Eine mindestens solide Leistung benötigt das deutsche Doppel am Mittwoch ab 13.15 Uhr gegen das belgische Duo Sander Gillé und Joran Vliegen. Die bisherigen zwei Duelle in diesem Jahr entschieden Krawietz und Mies bei den Challenger-Turnieren in Rom und Heilbronn für sich. "Da haben wir aber auch sehr, sehr gut gespielt. Es ist immer schwierig gegen die, denn die sind gut eingespielt", sagt Krawietz. "Auf Rasen geht alles so schnell, da kommt viel auf den Aufschlag und den Return an. Wenn wir das solide bringen und unsere Leistung abrufen, hoffe ich, dass es klappt."

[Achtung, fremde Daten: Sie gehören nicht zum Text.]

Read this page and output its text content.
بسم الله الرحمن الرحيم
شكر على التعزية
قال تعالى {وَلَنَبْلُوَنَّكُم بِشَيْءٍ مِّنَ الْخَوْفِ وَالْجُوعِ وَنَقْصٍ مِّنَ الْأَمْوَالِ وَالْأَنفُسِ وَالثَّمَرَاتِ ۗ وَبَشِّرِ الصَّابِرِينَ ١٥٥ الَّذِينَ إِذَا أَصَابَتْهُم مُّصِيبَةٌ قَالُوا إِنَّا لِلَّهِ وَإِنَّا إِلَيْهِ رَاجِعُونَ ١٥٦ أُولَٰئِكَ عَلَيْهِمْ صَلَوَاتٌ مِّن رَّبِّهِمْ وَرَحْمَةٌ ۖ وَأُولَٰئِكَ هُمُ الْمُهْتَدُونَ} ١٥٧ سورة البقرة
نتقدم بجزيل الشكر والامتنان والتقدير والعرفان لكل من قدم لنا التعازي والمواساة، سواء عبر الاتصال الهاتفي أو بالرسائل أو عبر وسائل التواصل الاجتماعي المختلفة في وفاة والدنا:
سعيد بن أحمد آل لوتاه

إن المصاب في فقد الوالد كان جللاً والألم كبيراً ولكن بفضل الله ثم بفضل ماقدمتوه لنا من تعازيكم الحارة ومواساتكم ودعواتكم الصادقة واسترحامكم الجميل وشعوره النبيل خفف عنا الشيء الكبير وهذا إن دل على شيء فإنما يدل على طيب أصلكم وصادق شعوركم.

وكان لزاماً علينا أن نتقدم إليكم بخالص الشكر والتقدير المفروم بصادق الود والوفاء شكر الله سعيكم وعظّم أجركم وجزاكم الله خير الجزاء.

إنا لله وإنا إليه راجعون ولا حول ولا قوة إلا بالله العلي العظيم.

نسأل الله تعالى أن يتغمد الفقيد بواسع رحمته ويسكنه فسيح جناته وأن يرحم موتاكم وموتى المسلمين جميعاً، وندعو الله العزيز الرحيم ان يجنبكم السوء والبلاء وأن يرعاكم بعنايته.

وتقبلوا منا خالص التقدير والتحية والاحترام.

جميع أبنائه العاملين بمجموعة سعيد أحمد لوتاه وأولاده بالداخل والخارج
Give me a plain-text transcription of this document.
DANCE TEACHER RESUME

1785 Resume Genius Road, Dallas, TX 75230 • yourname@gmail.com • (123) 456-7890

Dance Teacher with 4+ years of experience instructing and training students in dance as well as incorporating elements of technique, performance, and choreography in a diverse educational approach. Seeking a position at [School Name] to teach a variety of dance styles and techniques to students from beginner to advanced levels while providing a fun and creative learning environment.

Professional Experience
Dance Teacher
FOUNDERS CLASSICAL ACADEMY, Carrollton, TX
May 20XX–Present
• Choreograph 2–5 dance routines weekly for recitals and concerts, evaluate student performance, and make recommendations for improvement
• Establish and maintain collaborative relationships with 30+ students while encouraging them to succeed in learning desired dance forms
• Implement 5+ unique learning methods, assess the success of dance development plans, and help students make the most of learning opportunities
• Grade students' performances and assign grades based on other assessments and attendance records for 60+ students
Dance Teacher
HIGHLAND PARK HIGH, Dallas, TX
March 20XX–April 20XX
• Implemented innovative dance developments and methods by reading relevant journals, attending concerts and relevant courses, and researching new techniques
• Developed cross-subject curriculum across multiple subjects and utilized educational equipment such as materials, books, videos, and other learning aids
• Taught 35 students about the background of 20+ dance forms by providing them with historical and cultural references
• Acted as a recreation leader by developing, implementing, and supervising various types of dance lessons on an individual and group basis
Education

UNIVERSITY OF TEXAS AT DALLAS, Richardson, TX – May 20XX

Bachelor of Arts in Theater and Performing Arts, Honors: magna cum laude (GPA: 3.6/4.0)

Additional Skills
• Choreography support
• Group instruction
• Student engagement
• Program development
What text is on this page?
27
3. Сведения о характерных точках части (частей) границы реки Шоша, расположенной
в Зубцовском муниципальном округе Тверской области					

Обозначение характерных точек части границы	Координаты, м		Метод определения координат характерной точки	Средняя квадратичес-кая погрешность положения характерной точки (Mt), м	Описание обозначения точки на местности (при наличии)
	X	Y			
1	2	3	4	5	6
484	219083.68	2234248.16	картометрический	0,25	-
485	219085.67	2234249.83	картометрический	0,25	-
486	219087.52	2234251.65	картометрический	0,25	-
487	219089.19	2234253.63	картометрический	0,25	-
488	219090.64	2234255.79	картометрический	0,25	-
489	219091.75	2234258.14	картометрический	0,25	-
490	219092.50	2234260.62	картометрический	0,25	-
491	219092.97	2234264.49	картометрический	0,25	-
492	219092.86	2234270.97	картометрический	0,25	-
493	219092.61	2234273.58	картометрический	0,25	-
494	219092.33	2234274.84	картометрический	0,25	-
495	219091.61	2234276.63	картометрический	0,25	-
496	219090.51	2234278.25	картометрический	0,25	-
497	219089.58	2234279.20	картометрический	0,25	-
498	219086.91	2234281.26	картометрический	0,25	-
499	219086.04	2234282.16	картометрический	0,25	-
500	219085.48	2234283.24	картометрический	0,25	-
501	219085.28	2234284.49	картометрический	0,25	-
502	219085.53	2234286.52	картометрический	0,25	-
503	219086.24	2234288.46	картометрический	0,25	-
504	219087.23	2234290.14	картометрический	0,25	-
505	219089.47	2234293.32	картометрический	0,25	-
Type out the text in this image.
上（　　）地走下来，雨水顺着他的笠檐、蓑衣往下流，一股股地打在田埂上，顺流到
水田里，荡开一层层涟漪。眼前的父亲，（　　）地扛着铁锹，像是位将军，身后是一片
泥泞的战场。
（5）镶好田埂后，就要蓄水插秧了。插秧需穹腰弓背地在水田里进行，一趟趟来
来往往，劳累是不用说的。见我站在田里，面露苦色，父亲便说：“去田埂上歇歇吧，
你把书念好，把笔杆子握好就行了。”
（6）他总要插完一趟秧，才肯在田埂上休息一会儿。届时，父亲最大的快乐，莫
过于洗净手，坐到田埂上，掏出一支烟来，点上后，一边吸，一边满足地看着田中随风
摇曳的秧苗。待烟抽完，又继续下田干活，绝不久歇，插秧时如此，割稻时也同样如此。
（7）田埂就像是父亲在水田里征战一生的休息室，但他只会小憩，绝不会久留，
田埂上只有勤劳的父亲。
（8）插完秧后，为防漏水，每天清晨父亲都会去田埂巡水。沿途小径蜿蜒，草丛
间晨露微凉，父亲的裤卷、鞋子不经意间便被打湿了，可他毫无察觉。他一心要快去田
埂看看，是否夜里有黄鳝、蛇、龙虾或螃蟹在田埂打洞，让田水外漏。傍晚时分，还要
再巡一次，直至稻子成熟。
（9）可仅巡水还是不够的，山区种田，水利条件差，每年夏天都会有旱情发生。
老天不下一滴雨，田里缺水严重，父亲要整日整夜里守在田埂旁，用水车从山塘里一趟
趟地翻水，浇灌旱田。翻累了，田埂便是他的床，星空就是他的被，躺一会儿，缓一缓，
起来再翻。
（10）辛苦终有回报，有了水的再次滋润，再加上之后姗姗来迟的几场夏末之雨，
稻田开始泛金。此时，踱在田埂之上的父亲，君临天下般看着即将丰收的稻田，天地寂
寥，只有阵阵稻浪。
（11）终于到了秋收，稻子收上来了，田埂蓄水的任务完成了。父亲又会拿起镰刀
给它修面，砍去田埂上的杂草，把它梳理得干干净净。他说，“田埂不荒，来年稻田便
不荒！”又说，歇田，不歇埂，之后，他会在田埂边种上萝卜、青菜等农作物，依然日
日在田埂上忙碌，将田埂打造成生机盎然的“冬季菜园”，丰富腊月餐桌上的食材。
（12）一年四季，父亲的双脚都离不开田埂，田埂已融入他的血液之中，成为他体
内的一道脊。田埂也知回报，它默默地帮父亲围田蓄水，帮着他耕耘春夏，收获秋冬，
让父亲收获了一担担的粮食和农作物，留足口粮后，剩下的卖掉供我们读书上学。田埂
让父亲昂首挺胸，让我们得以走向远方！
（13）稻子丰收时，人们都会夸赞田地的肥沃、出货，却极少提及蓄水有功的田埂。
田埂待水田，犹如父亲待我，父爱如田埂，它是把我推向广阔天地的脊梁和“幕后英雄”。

Ein unbeschreibliches Gefühl

Nach einer Trainingseinheit am Dienstagvormittag ließ Krawietz den Tennisschläger für einige Stunden ruhen. "Wir haben mittags die Anlage verlassen und uns Wimbledon Village angeschaut, um einfach mal den Kopf etwas frei zu bekommen. Ein sehr entspannter Nachmittag", so Krawietz. Spätestens am Mittwochmittag wird es mit der Entspannung vorbei sein, wenn der Witzmannsberger auf Court 14 um den Einzug ins Wimbledon-Hauptfeld kämpft. "Es ist ein Traum hier zu spielen, einfach eine andere Welt im Vergleich zu anderen Turnieren, einfach unbeschreiblich."